Download Episode: Translocated Bats (MP3 file 1,409 kB)



A cargo ship approaches the coast of Australia. It's been at sea for weeks, and passed through the Panama Canal. The ship picked up a hitchhiker in Panama. A fruit bat.

Bats sometimes roost in ships in port and may be transported to new areas. Silver-haired bats have been found hibernating in ships and yachts in New York. Little Brown Bats roosted aboard a ship that traveled from Canada to Europe, flying ashore after arrival in the Netherlands. The presence of individual Little Brown Bats in rabies-free Iceland has been attributed to travel by ship.

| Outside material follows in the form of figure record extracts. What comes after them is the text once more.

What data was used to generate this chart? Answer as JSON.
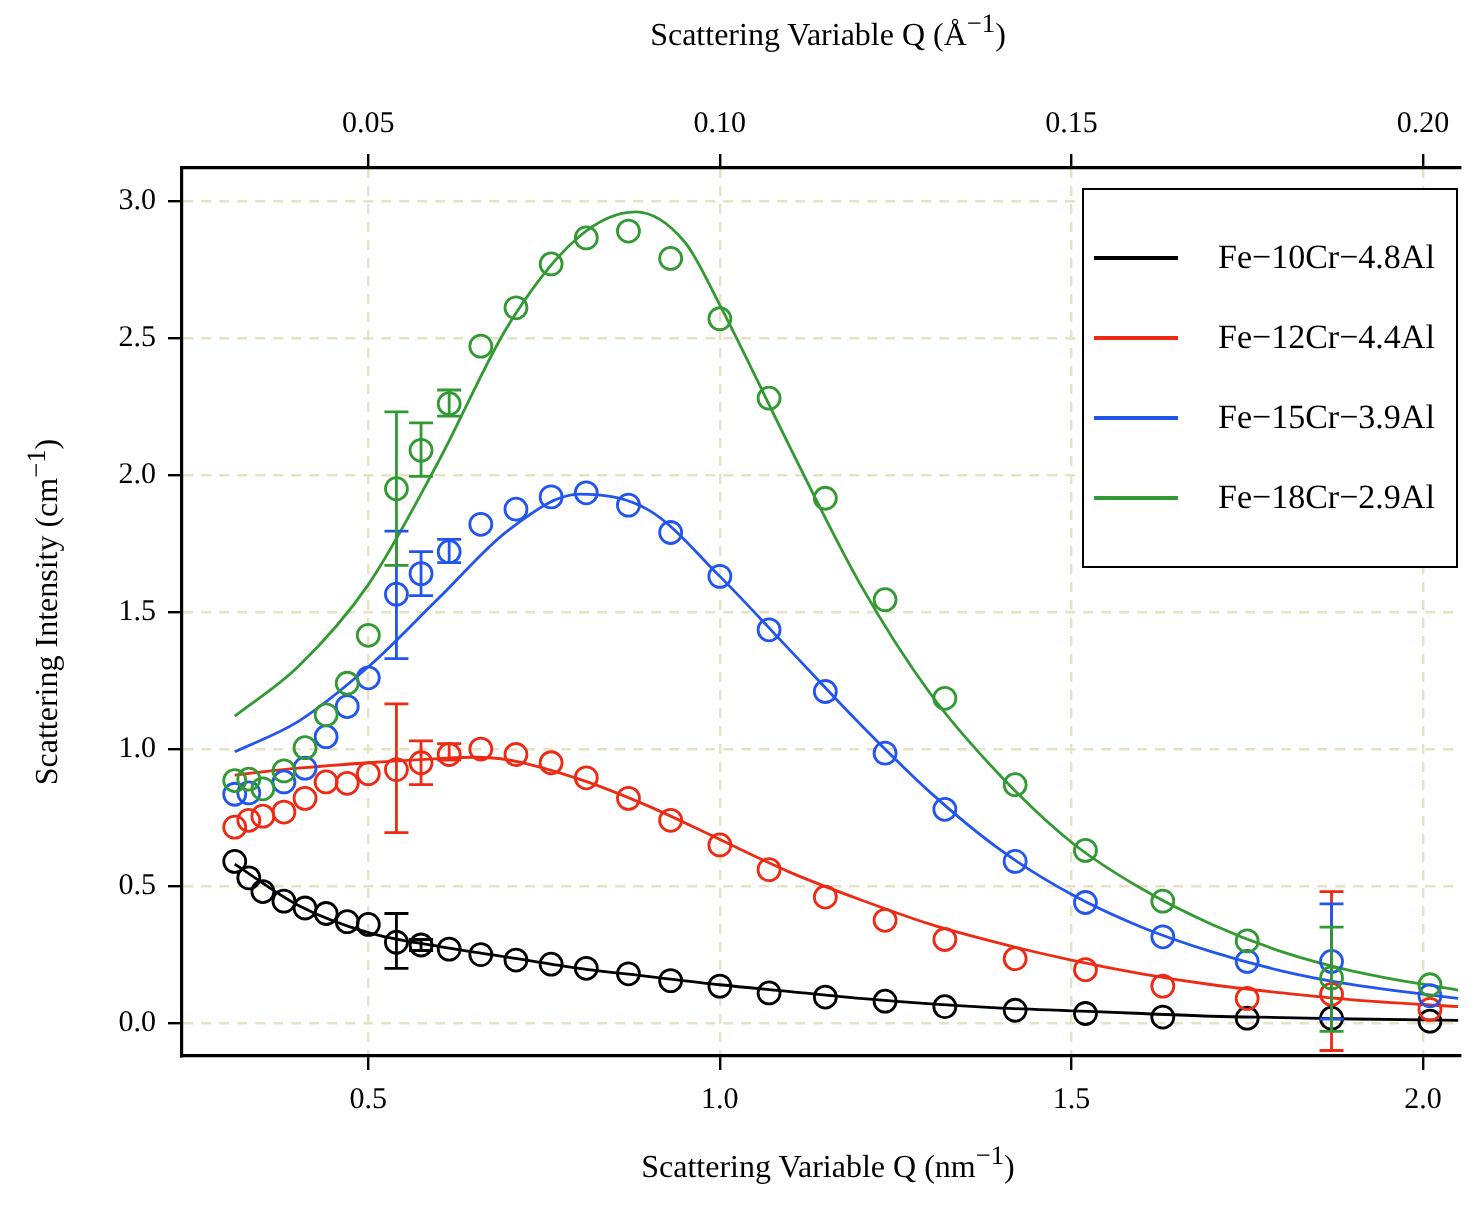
{
  "chart_data": {
    "type": "scatter",
    "xlabel": "Scattering Variable Q (nm$^{−1}$)",
    "x2label": "Scattering Variable Q (Å$^{−1}$)",
    "ylabel": "Scattering Intensity (cm$^{−1}$)",
    "xlim": [
      0.235,
      2.053
    ],
    "xticks": [
      {
        "value": 0.5,
        "label": "0.5"
      },
      {
        "value": 1,
        "label": "1.0"
      },
      {
        "value": 1.5,
        "label": "1.5"
      },
      {
        "value": 2,
        "label": "2.0"
      }
    ],
    "x2lim": [
      0.0235,
      0.2053
    ],
    "x2ticks": [
      0.05,
      {
        "value": 0.1,
        "label": "0.10"
      },
      0.15,
      {
        "value": 0.2,
        "label": "0.20"
      }
    ],
    "ylim": [
      -0.12,
      3.12
    ],
    "yticks": [
      {
        "value": 0,
        "label": "0.0"
      },
      {
        "value": 0.5,
        "label": "0.5"
      },
      {
        "value": 1,
        "label": "1.0"
      },
      {
        "value": 1.5,
        "label": "1.5"
      },
      {
        "value": 2,
        "label": "2.0"
      },
      {
        "value": 2.5,
        "label": "2.5"
      },
      {
        "value": 3,
        "label": "3.0"
      }
    ],
    "grid": true,
    "legend": "top right",
    "marker": "circle",
    "x": [
      0.31,
      0.33,
      0.35,
      0.38,
      0.41,
      0.44,
      0.47,
      0.5,
      0.54,
      0.575,
      0.615,
      0.66,
      0.71,
      0.76,
      0.81,
      0.87,
      0.93,
      1.0,
      1.07,
      1.15,
      1.235,
      1.32,
      1.42,
      1.52,
      1.63,
      1.75,
      1.87,
      2.01
    ],
    "series": [
      {
        "type": "line",
        "marker": "none",
        "name": "Fe−10Cr−4.8Al",
        "color": "#000000",
        "x": [
          0.31,
          0.4,
          0.5,
          0.6,
          0.7,
          0.8,
          0.9,
          1.0,
          1.1,
          1.2,
          1.3,
          1.4,
          1.5,
          1.6,
          1.7,
          1.8,
          1.9,
          2.05
        ],
        "values": [
          0.58,
          0.43,
          0.33,
          0.28,
          0.24,
          0.2,
          0.17,
          0.14,
          0.115,
          0.09,
          0.07,
          0.055,
          0.045,
          0.035,
          0.025,
          0.02,
          0.015,
          0.01
        ]
      },
      {
        "type": "line",
        "marker": "none",
        "name": "Fe−12Cr−4.4Al",
        "color": "#ee2a14",
        "x": [
          0.31,
          0.4,
          0.5,
          0.6,
          0.65,
          0.7,
          0.8,
          0.9,
          1.0,
          1.1,
          1.2,
          1.3,
          1.4,
          1.5,
          1.6,
          1.7,
          1.8,
          1.9,
          2.05
        ],
        "values": [
          0.905,
          0.93,
          0.95,
          0.965,
          0.97,
          0.96,
          0.89,
          0.79,
          0.67,
          0.55,
          0.45,
          0.36,
          0.29,
          0.23,
          0.18,
          0.14,
          0.11,
          0.085,
          0.06
        ]
      },
      {
        "type": "line",
        "marker": "none",
        "name": "Fe−15Cr−3.9Al",
        "color": "#2255ee",
        "x": [
          0.31,
          0.4,
          0.5,
          0.6,
          0.7,
          0.8,
          0.9,
          1.0,
          1.1,
          1.2,
          1.3,
          1.4,
          1.5,
          1.6,
          1.7,
          1.8,
          1.9,
          2.05
        ],
        "values": [
          0.99,
          1.1,
          1.3,
          1.55,
          1.8,
          1.93,
          1.87,
          1.63,
          1.36,
          1.09,
          0.84,
          0.63,
          0.47,
          0.35,
          0.26,
          0.19,
          0.14,
          0.09
        ]
      },
      {
        "type": "line",
        "marker": "none",
        "name": "Fe−18Cr−2.9Al",
        "color": "#339933",
        "x": [
          0.31,
          0.4,
          0.5,
          0.6,
          0.7,
          0.8,
          0.88,
          0.95,
          1.0,
          1.1,
          1.2,
          1.3,
          1.4,
          1.5,
          1.6,
          1.7,
          1.8,
          1.9,
          2.05
        ],
        "values": [
          1.12,
          1.3,
          1.6,
          2.05,
          2.55,
          2.87,
          2.96,
          2.85,
          2.62,
          2.1,
          1.6,
          1.2,
          0.9,
          0.66,
          0.49,
          0.36,
          0.26,
          0.19,
          0.12
        ]
      },
      {
        "color": "#000000",
        "values": [
          0.59,
          0.53,
          0.48,
          0.445,
          0.42,
          0.4,
          0.37,
          0.36,
          0.295,
          0.285,
          0.27,
          0.25,
          0.23,
          0.215,
          0.2,
          0.18,
          0.155,
          0.135,
          0.11,
          0.095,
          0.08,
          0.06,
          0.047,
          0.035,
          0.022,
          0.018,
          0.018,
          0.007
        ],
        "errors": [
          null,
          null,
          null,
          null,
          null,
          null,
          null,
          null,
          [
            0.2,
            0.4
          ],
          0.02,
          null,
          null,
          null,
          null,
          null,
          null,
          null,
          null,
          null,
          null,
          null,
          null,
          null,
          null,
          null,
          null,
          null,
          null
        ]
      },
      {
        "color": "#ee2a14",
        "values": [
          0.715,
          0.74,
          0.755,
          0.77,
          0.82,
          0.88,
          0.875,
          0.91,
          0.925,
          0.95,
          0.98,
          1.0,
          0.98,
          0.95,
          0.895,
          0.82,
          0.74,
          0.65,
          0.56,
          0.46,
          0.375,
          0.305,
          0.235,
          0.195,
          0.135,
          0.09,
          0.105,
          0.05
        ],
        "errors": [
          null,
          null,
          null,
          null,
          null,
          null,
          null,
          null,
          [
            0.695,
            1.165
          ],
          [
            0.87,
            1.03
          ],
          [
            0.96,
            1.02
          ],
          null,
          null,
          null,
          null,
          null,
          null,
          null,
          null,
          null,
          null,
          null,
          null,
          null,
          null,
          null,
          [
            -0.1,
            0.48
          ],
          null
        ]
      },
      {
        "color": "#2255ee",
        "values": [
          0.835,
          0.84,
          null,
          0.88,
          0.93,
          1.045,
          1.155,
          1.26,
          1.565,
          1.64,
          1.72,
          1.82,
          1.875,
          1.92,
          1.935,
          1.89,
          1.79,
          1.63,
          1.435,
          1.21,
          0.985,
          0.78,
          0.59,
          0.44,
          0.315,
          0.225,
          0.225,
          0.1
        ],
        "errors": [
          null,
          null,
          null,
          null,
          null,
          null,
          null,
          null,
          [
            1.33,
            1.795
          ],
          [
            1.56,
            1.72
          ],
          [
            1.68,
            1.765
          ],
          null,
          null,
          null,
          null,
          null,
          null,
          null,
          null,
          null,
          null,
          null,
          null,
          null,
          null,
          null,
          [
            0.015,
            0.435
          ],
          null
        ]
      },
      {
        "color": "#339933",
        "values": [
          0.885,
          0.89,
          0.855,
          0.92,
          1.005,
          1.125,
          1.24,
          1.415,
          1.95,
          2.09,
          2.26,
          2.47,
          2.61,
          2.77,
          2.865,
          2.89,
          2.79,
          2.57,
          2.28,
          1.915,
          1.545,
          1.185,
          0.87,
          0.63,
          0.445,
          0.3,
          0.165,
          0.14
        ],
        "errors": [
          null,
          null,
          null,
          null,
          null,
          null,
          null,
          null,
          [
            1.67,
            2.23
          ],
          [
            1.995,
            2.19
          ],
          [
            2.215,
            2.31
          ],
          null,
          null,
          null,
          null,
          null,
          null,
          null,
          null,
          null,
          null,
          null,
          null,
          null,
          null,
          null,
          [
            -0.03,
            0.35
          ],
          null
        ]
      }
    ]
  }
}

Bats are also translocated when they get closed inside shipping containers. Free-tailed bats from the tropics have been transported in fruit shipments. A Pallid Bat was discovered in Victoria, British Columbia, in a shipment of lettuce from California.

One concern is that these bats could introduce rabies and other diseases to rabies-free areas. Another concern is the transmission of a bat disease that's killed millions of bats in eastern US in the past decade, white-nose syndrome. It's suspected that a bat sick with the disease discovered in 2016 near Seattle, more than a thousand miles from the nearest known infected bats - could have made it to Washington via a cargo ship.

Scientists with the Alaska Department of Fish and Game are collecting reports of bats found aboard vehicles, in shipping containers, or flying out of containers when they are opened or unloaded. This can help better understand, and hopefully combat, the spread of bat diseases to Alaska and other western states.